Realizing he had nearly talked her back to silence, Saz made an effort to get her to tell him of herself as well, though her stories were not nearly as animated as his own. She spoke quietly and without much emotion of her life after being taken by Abe'ian, and the subsequent passing to other masters. She spoke of Nal Hutta and Nar Shaddaa in blunt detail, though she could see some of those details bothered him, so she intentionally began to omit some of her experiences to not upset him. It was interesting to see his reaction on matters that seemed so trivial to her, and his silence on ones that cracked her patched resolve. She spoke of Sheon with particular affection and of Master Xerros with muffled disdain. Many of her comments alluded to her desire to keep looking for the Devaronian Jedi, something that was not lost on the technician. Her sparse Jedi training and almost ignorance of their code made many more things apparent to him, though she neglected to tell him anything about the encounter with Darth Maglus's holocron.
Some things were just impossible to describe to others.

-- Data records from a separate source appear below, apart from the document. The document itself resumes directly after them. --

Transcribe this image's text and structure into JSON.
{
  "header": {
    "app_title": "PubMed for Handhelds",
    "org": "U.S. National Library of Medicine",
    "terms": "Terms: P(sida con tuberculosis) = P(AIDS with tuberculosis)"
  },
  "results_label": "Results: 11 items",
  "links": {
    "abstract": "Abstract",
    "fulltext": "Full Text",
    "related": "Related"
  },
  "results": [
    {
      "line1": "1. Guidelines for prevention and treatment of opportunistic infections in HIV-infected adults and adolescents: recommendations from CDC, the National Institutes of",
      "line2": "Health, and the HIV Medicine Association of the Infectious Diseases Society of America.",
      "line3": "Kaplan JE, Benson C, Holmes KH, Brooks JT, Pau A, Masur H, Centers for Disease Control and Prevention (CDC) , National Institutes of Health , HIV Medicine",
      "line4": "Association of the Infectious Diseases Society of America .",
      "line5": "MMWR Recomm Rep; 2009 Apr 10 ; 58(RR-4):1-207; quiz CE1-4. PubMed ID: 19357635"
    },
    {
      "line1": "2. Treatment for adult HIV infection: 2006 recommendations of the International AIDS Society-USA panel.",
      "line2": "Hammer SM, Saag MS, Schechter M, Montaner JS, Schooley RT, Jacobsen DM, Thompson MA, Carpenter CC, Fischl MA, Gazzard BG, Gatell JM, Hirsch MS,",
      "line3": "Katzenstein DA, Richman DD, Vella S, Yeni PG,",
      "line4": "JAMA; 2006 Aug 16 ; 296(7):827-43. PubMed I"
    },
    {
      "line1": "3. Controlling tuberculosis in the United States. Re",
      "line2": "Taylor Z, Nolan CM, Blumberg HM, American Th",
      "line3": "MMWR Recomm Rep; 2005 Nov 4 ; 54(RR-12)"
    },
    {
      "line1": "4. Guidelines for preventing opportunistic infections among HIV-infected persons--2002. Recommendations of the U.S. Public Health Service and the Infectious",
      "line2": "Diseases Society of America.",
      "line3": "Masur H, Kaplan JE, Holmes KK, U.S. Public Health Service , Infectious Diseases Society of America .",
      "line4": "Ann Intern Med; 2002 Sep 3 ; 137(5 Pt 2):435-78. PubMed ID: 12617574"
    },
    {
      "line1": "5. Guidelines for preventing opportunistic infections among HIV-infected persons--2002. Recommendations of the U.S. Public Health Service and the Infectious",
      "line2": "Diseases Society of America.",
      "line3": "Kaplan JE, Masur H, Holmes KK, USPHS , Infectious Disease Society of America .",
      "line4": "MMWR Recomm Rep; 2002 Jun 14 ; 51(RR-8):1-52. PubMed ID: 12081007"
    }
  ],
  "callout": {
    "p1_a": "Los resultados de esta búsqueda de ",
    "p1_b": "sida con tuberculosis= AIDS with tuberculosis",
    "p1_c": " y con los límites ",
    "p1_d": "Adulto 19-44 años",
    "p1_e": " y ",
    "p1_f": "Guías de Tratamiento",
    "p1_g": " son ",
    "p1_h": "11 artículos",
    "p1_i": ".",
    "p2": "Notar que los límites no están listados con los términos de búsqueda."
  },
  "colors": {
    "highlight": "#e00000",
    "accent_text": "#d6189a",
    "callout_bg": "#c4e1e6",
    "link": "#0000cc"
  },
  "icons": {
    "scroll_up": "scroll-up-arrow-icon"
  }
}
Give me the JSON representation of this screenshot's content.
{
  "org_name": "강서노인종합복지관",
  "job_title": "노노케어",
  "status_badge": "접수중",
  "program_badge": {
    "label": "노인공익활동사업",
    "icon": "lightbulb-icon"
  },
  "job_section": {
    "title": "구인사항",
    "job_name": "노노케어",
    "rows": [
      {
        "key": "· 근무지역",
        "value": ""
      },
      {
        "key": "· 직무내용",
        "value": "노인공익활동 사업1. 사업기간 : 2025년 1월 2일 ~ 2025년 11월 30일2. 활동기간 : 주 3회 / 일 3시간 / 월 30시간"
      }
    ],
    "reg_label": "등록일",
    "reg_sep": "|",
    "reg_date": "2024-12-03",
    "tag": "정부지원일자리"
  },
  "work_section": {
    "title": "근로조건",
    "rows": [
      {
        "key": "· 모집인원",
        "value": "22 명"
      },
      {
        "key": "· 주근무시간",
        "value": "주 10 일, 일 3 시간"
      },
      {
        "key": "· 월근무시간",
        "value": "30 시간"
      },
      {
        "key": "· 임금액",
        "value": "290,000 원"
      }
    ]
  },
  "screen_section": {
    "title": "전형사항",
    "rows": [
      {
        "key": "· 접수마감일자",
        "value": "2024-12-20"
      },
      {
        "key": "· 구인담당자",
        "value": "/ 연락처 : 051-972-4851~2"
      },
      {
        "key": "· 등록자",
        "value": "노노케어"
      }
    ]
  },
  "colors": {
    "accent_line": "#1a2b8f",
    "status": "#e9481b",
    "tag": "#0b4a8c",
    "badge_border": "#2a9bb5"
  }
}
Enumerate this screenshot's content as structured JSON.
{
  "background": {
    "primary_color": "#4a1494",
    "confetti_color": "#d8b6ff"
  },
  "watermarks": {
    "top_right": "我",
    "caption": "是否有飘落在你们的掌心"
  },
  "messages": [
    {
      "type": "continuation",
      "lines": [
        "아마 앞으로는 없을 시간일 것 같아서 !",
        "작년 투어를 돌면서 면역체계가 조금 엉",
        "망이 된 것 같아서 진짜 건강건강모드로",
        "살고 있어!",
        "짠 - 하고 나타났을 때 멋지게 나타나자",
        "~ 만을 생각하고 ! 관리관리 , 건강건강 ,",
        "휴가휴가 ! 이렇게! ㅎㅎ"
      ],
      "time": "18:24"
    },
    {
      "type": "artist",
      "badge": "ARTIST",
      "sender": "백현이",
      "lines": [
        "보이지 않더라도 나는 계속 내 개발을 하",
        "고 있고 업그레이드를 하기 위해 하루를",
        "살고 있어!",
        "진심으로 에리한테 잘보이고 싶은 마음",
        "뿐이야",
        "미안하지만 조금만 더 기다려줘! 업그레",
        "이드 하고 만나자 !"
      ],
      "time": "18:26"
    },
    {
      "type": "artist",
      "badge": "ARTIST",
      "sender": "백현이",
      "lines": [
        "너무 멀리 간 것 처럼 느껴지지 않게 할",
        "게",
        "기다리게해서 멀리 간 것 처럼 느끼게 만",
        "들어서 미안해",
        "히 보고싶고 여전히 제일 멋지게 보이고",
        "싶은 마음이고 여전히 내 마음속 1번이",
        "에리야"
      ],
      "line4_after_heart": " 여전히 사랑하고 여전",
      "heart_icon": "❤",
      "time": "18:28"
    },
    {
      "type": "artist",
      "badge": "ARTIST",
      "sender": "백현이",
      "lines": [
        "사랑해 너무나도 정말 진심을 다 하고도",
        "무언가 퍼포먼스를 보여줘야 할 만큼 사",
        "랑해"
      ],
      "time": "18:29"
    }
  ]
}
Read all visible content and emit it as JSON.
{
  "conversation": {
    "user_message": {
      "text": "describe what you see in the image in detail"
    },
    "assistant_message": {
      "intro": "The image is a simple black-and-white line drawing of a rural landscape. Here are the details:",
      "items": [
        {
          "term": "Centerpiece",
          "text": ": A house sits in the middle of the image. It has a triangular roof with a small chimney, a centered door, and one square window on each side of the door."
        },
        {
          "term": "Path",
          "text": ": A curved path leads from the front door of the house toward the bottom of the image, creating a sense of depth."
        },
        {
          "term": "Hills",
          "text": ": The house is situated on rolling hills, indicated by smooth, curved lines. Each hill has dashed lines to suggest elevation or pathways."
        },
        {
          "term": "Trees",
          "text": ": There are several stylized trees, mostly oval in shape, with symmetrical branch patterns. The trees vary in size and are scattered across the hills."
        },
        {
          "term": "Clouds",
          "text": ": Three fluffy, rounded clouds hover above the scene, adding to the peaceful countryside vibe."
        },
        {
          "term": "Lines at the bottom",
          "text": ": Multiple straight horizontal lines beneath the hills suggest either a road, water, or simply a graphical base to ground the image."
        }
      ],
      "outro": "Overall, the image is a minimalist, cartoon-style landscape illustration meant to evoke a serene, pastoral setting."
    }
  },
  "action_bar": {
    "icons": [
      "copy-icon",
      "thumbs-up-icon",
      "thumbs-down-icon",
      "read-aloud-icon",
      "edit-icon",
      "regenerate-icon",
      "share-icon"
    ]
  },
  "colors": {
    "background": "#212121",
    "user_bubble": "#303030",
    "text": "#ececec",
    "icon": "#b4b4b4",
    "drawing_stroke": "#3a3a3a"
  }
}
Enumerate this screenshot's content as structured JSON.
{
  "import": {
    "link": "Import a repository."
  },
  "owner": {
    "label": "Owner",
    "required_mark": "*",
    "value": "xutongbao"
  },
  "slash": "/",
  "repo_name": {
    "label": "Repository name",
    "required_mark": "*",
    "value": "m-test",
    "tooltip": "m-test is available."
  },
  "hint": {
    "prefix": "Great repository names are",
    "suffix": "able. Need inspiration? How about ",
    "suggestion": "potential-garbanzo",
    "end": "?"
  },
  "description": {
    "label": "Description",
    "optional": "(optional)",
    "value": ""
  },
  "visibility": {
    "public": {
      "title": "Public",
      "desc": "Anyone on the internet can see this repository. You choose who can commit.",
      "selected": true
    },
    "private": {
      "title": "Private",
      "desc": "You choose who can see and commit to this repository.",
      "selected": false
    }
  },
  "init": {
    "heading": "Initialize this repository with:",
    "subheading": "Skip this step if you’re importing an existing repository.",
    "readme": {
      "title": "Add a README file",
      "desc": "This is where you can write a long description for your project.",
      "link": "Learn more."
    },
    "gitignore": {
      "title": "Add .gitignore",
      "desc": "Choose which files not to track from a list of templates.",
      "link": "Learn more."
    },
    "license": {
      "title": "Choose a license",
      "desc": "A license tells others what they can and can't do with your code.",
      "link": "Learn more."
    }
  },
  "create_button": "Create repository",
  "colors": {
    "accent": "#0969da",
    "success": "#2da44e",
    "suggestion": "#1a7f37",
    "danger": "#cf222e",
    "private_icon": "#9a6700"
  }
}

Only fatigue on both of their parts broke the congress, and Saz was embarrassed to learn the air had been cleared hours before. Stumbling down from the fighter and making a few extra checks, he witnessed her politely fade away from the hangar and disappear back to her room, though she appeared as if someone had pulled a rancor off of her chest.
She seemed unchained.
With his head rolling with stories of her past and his legs still feeling the weight of her body, he made one last check of the filtration systems and the levels of toxicity in the air before heading straight to the shower. In his mind, he realized just how many showers he had been taking since the Twi'lek had come into his life.
Oddly, he noted that most of them had been cold ones.